Age-related Macular Degeneration (AMD) is a progressive eye condition and a primary cause of vision loss among older adults. This disease specifically targets the macula, a small area in the center of the retina responsible for sharp, detailed central vision. While AMD does not typically lead to complete blindness, the loss of central vision significantly impacts daily life and independence. Understanding the distinction between the two main forms, Dry AMD and Wet AMD, is important because their underlying mechanisms, progression speed, and treatment approaches are vastly different.
Dry Age-Related Macular Degeneration: Pathology and Progression
Dry AMD, also known as atrophic AMD, accounts for approximately 80 to 90% of all AMD cases. The core pathology involves the slow deterioration of the light-sensing cells in the macula and the supporting retinal pigment epithelium (RPE).
The condition is characterized by the accumulation of yellowish deposits known as drusen beneath the retina. These drusen are composed of lipids, proteins, and cellular debris, building up between the RPE and the underlying Bruch’s membrane. As drusen increase, they disrupt RPE function, leading to cell thinning and death.
The advanced stage is termed geographic atrophy, where sharply defined areas of RPE and photoreceptor cell death lead to permanent patches of missing retina. The progression of Dry AMD is typically slow, often taking many years to advance to the late stage. Early stages may cause little noticeable vision change, though Dry AMD can eventually lead to significant vision impairment.
Wet Age-Related Macular Degeneration: Pathology and Progression
Wet AMD, or neovascular AMD, comprises only about 10 to 20% of cases, but it is responsible for up to 90% of severe AMD-related vision loss. This form is defined by the growth of abnormal and fragile blood vessels from the choroid, the layer of blood vessels beneath the retina, into the macular area. This process is known as choroidal neovascularization (CNV).
These newly formed vessels are highly permeable and leak blood and fluid beneath or into the retina. This leakage causes the macula to swell and lift, rapidly damaging the retinal tissue. The growth of these abnormal vessels is stimulated by an overproduction of a protein called Vascular Endothelial Growth Factor (VEGF).
The rapid leakage and swelling can lead to the formation of scar tissue in the macula, causing irreversible central vision loss if not addressed quickly. Wet AMD frequently develops in eyes that already have intermediate or advanced Dry AMD. This results in a much more aggressive disease course compared to the slow progression of the dry form.
Distinguishing Symptoms and Rate of Vision Loss
The primary difference between the two forms lies in the patient’s experience of vision changes and the speed at which they occur. Dry AMD typically presents with a slow, progressive blurring or haziness in the central field of vision. Patients may also notice that colors appear less vibrant, and they may have difficulty adapting to low-light environments.
In contrast, Wet AMD is characterized by a sudden and dramatic change in vision. A hallmark symptom is metamorphopsia, the distortion of straight lines, making them appear wavy or crooked. This distortion is a direct result of the retinal layers being warped by the leaking fluid.
Patients with Wet AMD may also experience a rapid onset of a dark or empty spot, known as a blind spot, directly in their central vision. Because of the potential for rapid damage, patients are often advised to monitor their vision using a simple grid test, called an Amsler grid. The rate of vision loss in Dry AMD is generally measured over years, while in Wet AMD, significant central vision can be lost within days or weeks without treatment.
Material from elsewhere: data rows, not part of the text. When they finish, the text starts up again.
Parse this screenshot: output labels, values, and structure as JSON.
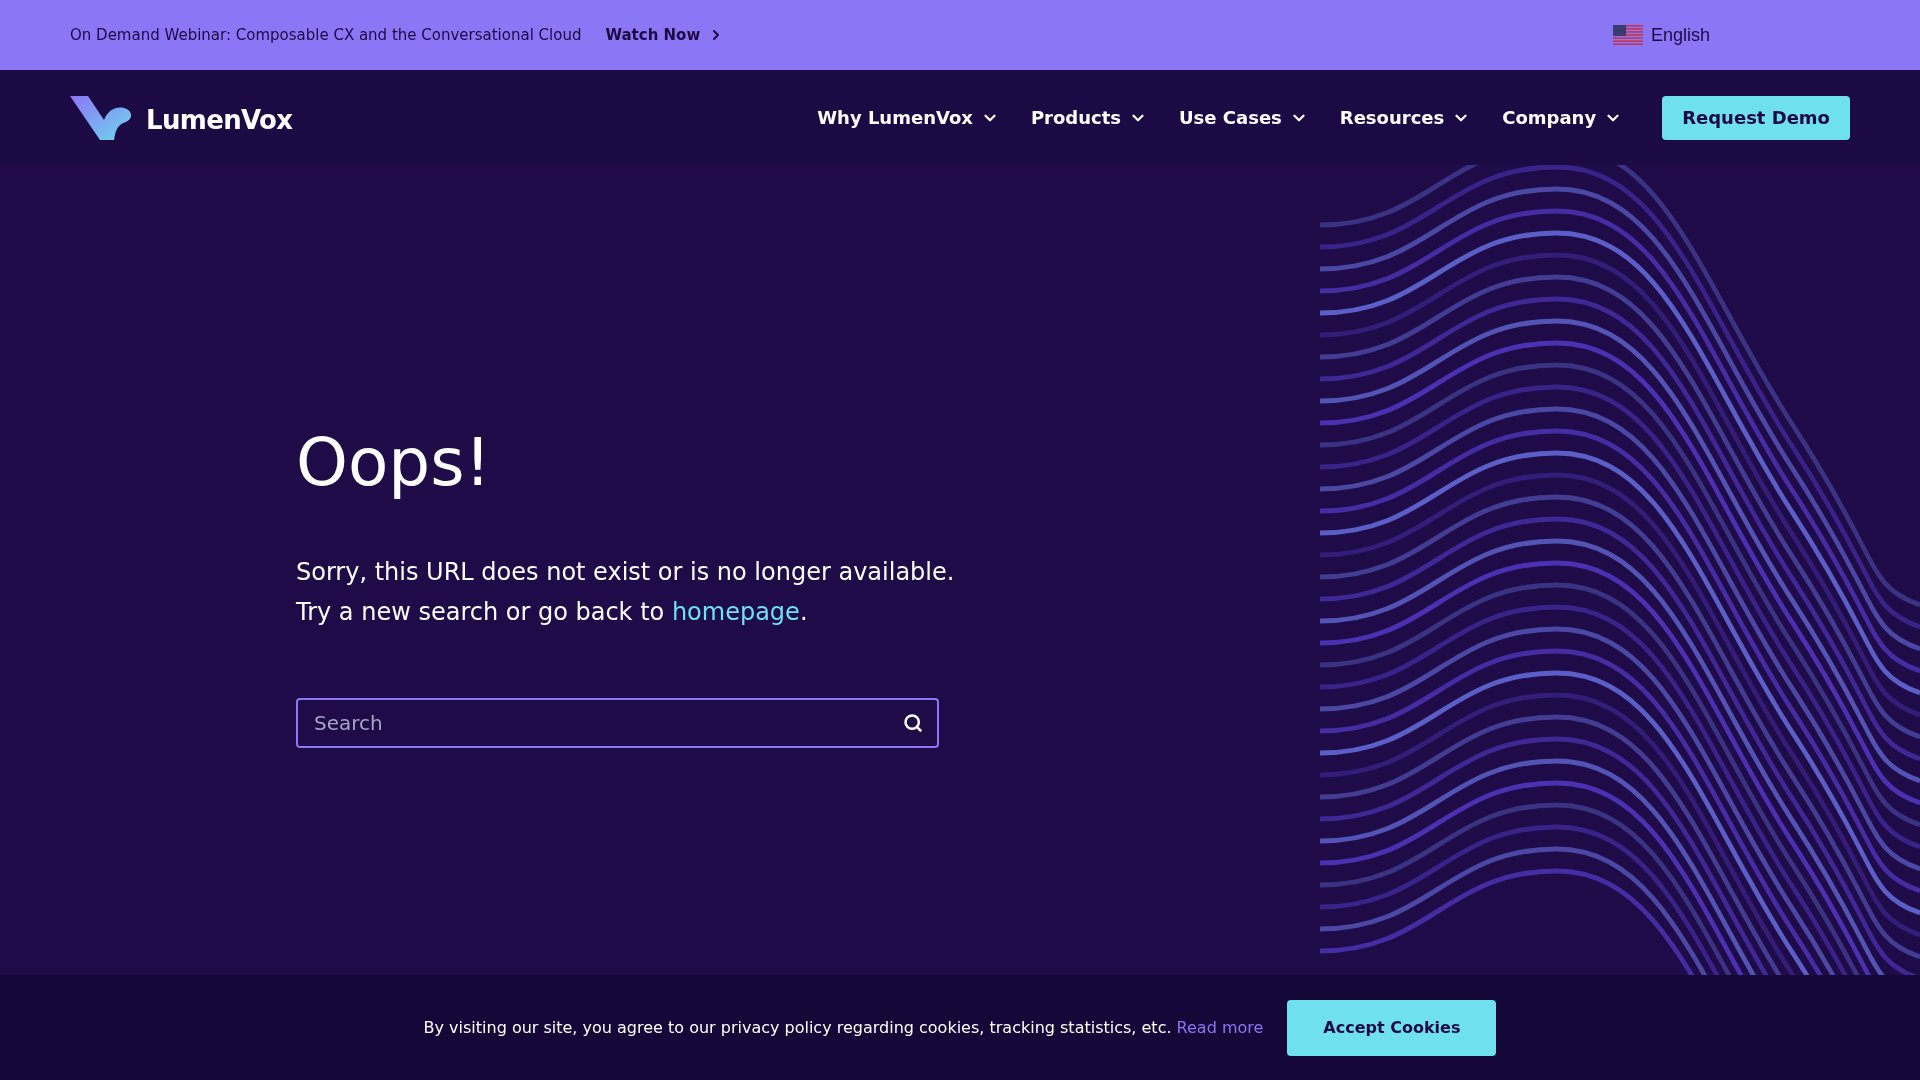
{
  "announcement": {
    "text": "On Demand Webinar: Composable CX and the Conversational Cloud",
    "link": "Watch Now",
    "language": "English"
  },
  "nav": {
    "logo": "LumenVox",
    "items": [
      {
        "label": "Why LumenVox"
      },
      {
        "label": "Products"
      },
      {
        "label": "Use Cases"
      },
      {
        "label": "Resources"
      },
      {
        "label": "Company"
      }
    ],
    "cta": "Request Demo"
  },
  "error": {
    "title": "Oops!",
    "line_1": "Sorry, this URL does not exist or is no longer available.",
    "line_2": "Try a new search or go back to",
    "link": "homepage",
    "line_2_end": "."
  },
  "search": {
    "placeholder": "Search"
  },
  "cookie_bar": {
    "text": "By visiting our site, you agree to our privacy policy regarding cookies, tracking statistics, etc.",
    "link": "Read more",
    "button": "Accept Cookies"
  }
}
Management and Treatment Protocols
The management strategies for Dry and Wet AMD differ due to their underlying pathologies. For Dry AMD, the primary intervention focuses on slowing the progression of the disease in intermediate and advanced stages. This is primarily achieved through the use of specific high-dose vitamin and mineral supplements.
These supplements are based on the Age-Related Eye Disease Study 2 (AREDS2) formula, which has been shown to reduce the risk of progression to advanced AMD by approximately 25% in certain patients. The AREDS2 formula includes antioxidants and minerals such as:
- Vitamins C and E
- Lutein
- Zeaxanthin
- Zinc
- Copper
For geographic atrophy, the advanced stage of Dry AMD, new treatments are emerging that aim to reduce inflammation and slow the rate of cell death.
The treatment for Wet AMD is significantly more aggressive, focusing on neutralizing abnormal blood vessel growth and leakage. The current standard of care is the use of anti-VEGF (anti-vascular endothelial growth factor) agents. These medications are administered directly into the eye via injection and work by blocking the VEGF protein that stimulates vessel growth. Common anti-VEGF drugs, such as Aflibercept, Ranibizumab, and Bevacizumab, can stabilize or improve vision by shrinking the abnormal vessels and allowing the fluid to be reabsorbed. Anti-VEGF injections require repeated administration, often every four to twelve weeks, to maintain the therapeutic effect and prevent recurrence of leakage.